A lower court had previously refused to allow the condemnations to go forward, noting that the state agency’s assertion that it was taking the properties to eliminate “blight” was clearly nothing but a pretext for using government power to further Columbia’s pre-existing expansion plans. In today’s ruling, Kaur v. New York State Urban Development Corporation, Judge Carmen Ciparick wrote that the lower court should not have looked so closely at the agency’s blight findings, which should be “entitled to deference by the judiciary.”
“In other words, the court is saying that judges shouldn’t judge,” said IJ President and General Counsel Chip Mellor.
Associate Judge Robert S. Smith concurred in the result, noting that he was bound by the court’s earlier decision in the Goldstein case. “The finding of ‘blight’ in this case seems to me strained and pretextual,” Judge Smith wrote, “but it is no more so than the comparable finding in Goldstein.”
“No one taking a fair look at the state’s finding of ‘blight’—which is based on a report that was commissioned years after Columbia decided it wanted these properties—could think it is anything but a pretext for handing over these properties to another private owner,” explained Robert McNamara, an Institute for Justice staff attorney. “This isn’t judicial ‘deference.’ It’s judicial blindness.”
The New York opinion comes only one day after the fifth anniversary of the U.S. Supreme Court’s ruling in Kelo v.
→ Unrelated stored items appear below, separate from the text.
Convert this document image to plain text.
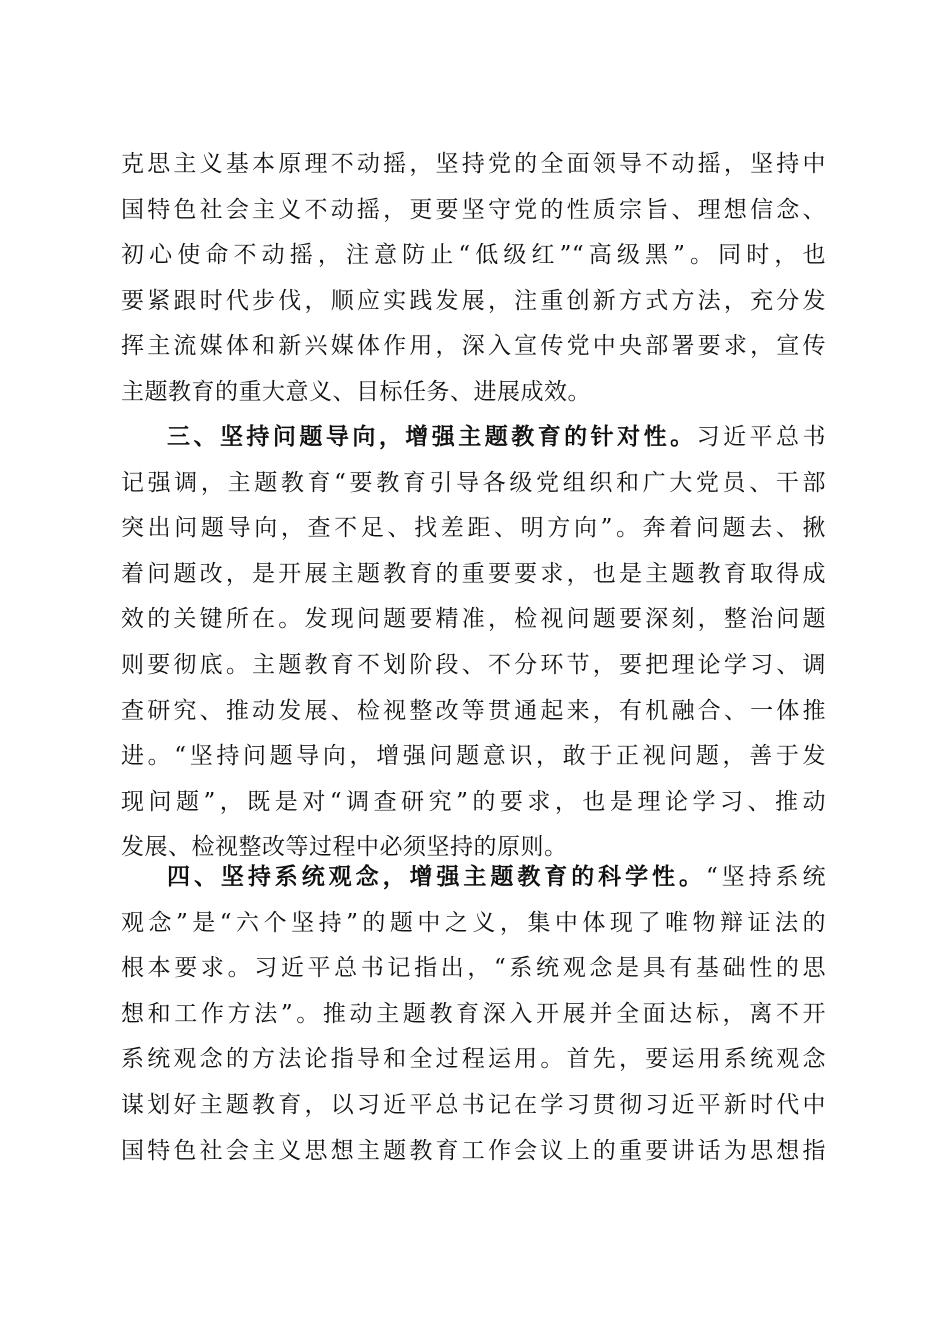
克思主义基本原理不动摇，坚持党的全面领导不动摇，坚持中
国特色社会主义不动摇，更要坚守党的性质宗旨、理想信念、
初心使命不动摇，注意防止“低级红”“高级黑”。同时，也
要紧跟时代步伐，顺应实践发展，注重创新方式方法，充分发
挥主流媒体和新兴媒体作用，深入宣传党中央部署要求，宣传
主题教育的重大意义、目标任务、进展成效。
三、坚持问题导向，增强主题教育的针对性。习近平总书
记强调，主题教育“要教育引导各级党组织和广大党员、干部
突出问题导向，查不足、找差距、明方向”。奔着问题去、揪
着问题改，是开展主题教育的重要要求，也是主题教育取得成
效的关键所在。发现问题要精准，检视问题要深刻，整治问题
则要彻底。主题教育不划阶段、不分环节，要把理论学习、调
查研究、推动发展、检视整改等贯通起来，有机融合、一体推
进。“坚持问题导向，增强问题意识，敢于正视问题，善于发
现问题”，既是对“调查研究”的要求，也是理论学习、推动
发展、检视整改等过程中必须坚持的原则。
四、坚持系统观念，增强主题教育的科学性。“坚持系统
观念”是“六个坚持”的题中之义，集中体现了唯物辩证法的
根本要求。习近平总书记指出，“系统观念是具有基础性的思
想和工作方法”。推动主题教育深入开展并全面达标，离不开
系统观念的方法论指导和全过程运用。首先，要运用系统观念
谋划好主题教育，以习近平总书记在学习贯彻习近平新时代中
国特色社会主义思想主题教育工作会议上的重要讲话为思想指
City of New London. That opinion—which allowed the government to condemn homes in the name of “economic development”—spurred a national backlash, leading to legislative changes and court decisions providing property owners with greater protection in 43 states. Political and judicial leaders in New York, however, have refused to reform their eminent domain laws, which are among the worst in the nation. More information on the post-Kelo backlash is available at: www.ij.org/KeloAt5.
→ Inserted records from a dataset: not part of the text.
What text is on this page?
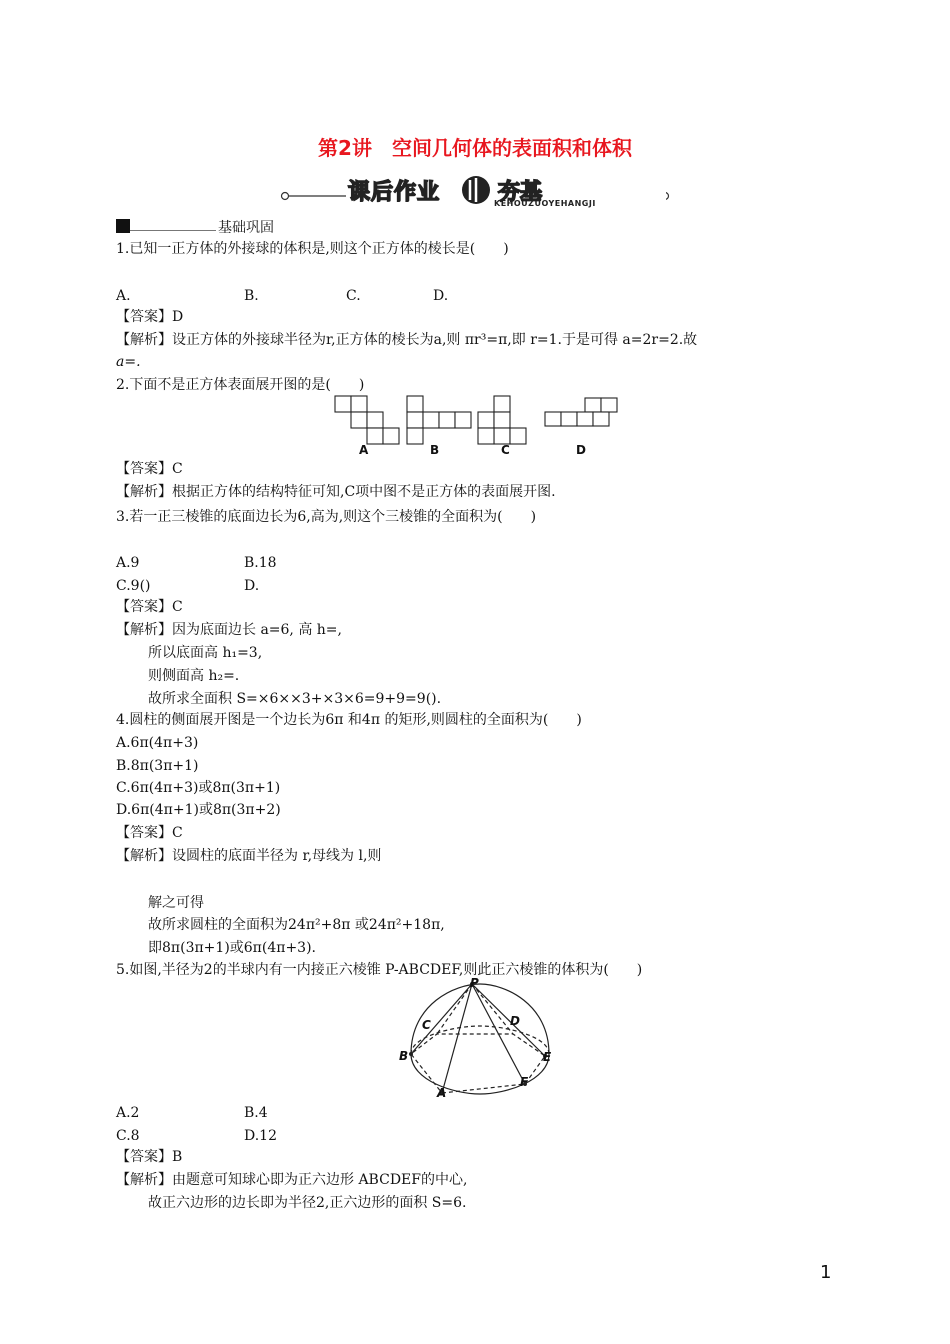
第2讲　空间几何体的表面积和体积
课后作业	夯基
KEHOUZUOYEHANGJI
基础巩固
1.已知一正方体的外接球的体积是,则这个正方体的棱长是(　　)
A.	B.	C.	D.
【答案】D
【解析】设正方体的外接球半径为r,正方体的棱长为a,则 πr³=π,即 r=1.于是可得 a=2r=2.故
a=.
2.下面不是正方体表面展开图的是(　　)
A	B	C	D
【答案】C
【解析】根据正方体的结构特征可知,C项中图不是正方体的表面展开图.
3.若一正三棱锥的底面边长为6,高为,则这个三棱锥的全面积为(　　)
A.9	B.18
C.9()	D.
【答案】C
【解析】因为底面边长 a=6, 高 h=,
所以底面高 h₁=3,
则侧面高 h₂=.
故所求全面积 S=×6××3+×3×6=9+9=9().
4.圆柱的侧面展开图是一个边长为6π 和4π 的矩形,则圆柱的全面积为(　　)
A.6π(4π+3)
B.8π(3π+1)
C.6π(4π+3)或8π(3π+1)
D.6π(4π+1)或8π(3π+2)
【答案】C
【解析】设圆柱的底面半径为 r,母线为 l,则
解之可得
故所求圆柱的全面积为24π²+8π 或24π²+18π,
即8π(3π+1)或6π(4π+3).
5.如图,半径为2的半球内有一内接正六棱锥 P-ABCDEF,则此正六棱锥的体积为(　　)
P
C	D
B	E
F
A
A.2	B.4
C.8	D.12
【答案】B
【解析】由题意可知球心即为正六边形 ABCDEF的中心,
故正六边形的边长即为半径2,正六边形的面积 S=6.
1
“New York remains one of only seven states that has failed to provide any legislative reform of eminent domain, and it is the only state whose highest court has allowed private property to be taken for private use since the Kelo decision,” explained Christina Walsh, IJ’s director of activism and coalitions. “Every state high court to hear an eminent domain case since Kelo has applied greater judicial scrutiny—every state, that is, except New York. The New York Court of Appeals is the only state high court that gives complete and abject deference to the actions of condemning agencies, no matter how suspicious.”
“Today’s decision confirms what we already knew: Judicial review of eminent domain in New York is fundamentally broken,” concluded McNamara. “Unless the Legislature takes meaningful steps to protect property rights, New York property owners will find themselves out in the cold—in some cases all too literally.”